If you suspect that lawmakers advocate for their own interests, the findings of a new study may confirm your suspicions.
Wealthier Congressmen are more likely to support cutting or repealing the estate tax, a tax on assets bequeathed to heirs after death, according to a new study from researchers at the University of Colorado and University of Notre Dame. This holds true on both roll call votes and bill co-sponsorships, regardless of political party, Congressmen's general attitude toward taxes and their constituents' opinions, the study found.
Between 2005 and 2006, nearly half of all members of Congress with assets of more than $1 million co-sponsored at least one bill that would reform or repeal the estate tax, according to the study.

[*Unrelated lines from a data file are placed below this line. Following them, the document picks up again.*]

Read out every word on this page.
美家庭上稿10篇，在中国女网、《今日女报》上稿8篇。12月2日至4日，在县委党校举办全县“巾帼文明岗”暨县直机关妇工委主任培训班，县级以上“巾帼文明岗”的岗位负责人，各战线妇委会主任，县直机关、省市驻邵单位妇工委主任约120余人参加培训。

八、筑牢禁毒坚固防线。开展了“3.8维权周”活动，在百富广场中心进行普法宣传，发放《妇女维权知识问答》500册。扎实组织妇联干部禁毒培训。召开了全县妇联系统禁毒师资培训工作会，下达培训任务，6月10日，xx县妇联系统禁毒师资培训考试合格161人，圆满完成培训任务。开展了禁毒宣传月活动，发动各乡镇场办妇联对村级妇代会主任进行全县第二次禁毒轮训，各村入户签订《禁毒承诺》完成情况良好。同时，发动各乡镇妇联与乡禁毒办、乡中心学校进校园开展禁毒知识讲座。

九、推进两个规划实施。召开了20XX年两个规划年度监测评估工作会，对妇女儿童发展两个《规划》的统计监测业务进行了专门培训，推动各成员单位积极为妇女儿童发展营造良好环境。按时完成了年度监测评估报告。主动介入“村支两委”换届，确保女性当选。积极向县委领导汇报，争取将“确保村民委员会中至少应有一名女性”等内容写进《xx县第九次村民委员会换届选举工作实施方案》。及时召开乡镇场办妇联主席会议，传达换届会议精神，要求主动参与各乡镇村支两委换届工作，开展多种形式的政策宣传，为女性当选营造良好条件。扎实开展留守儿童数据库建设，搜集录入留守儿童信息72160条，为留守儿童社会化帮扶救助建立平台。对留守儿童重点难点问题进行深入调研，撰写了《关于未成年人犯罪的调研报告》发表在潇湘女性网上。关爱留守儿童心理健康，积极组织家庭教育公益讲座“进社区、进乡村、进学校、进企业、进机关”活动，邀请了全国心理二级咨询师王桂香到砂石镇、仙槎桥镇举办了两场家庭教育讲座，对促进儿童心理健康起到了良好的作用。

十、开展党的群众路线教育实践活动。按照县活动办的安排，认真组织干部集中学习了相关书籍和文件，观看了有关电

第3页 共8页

The estate tax, sometimes referred to as the "death tax," has been surprisingly difficult to increase, even though it affects only the wealthy. For example, it will only affect 0.14 percent of the people who die this year, according to the Tax Policy Center. If the government had done nothing, the top estate tax rate would have spiked to 55 percent on Jan. 1, and the estate tax would have impacted all estates worth more than $1 million. But instead, the government maintained the threshold at roughly $5 million and increased the top estate tax rate to 40 percent.
Congressmen are significantly richer than the rest of the country, and members of the House of Representatives have been getting richer. The average U.S. Representative had a net worth of $6.5 million in 2011, up from $4.3 million in 2004, according to the Center for Responsive Politics. The average U.S. Senator had a net worth of $13.9 million in 2011, slightly lower than in 2004.
Meanwhile, the median U.S. household's net worth was just $66,740 in 2010, 35 percent lower than in 2005, according to the Census Bureau.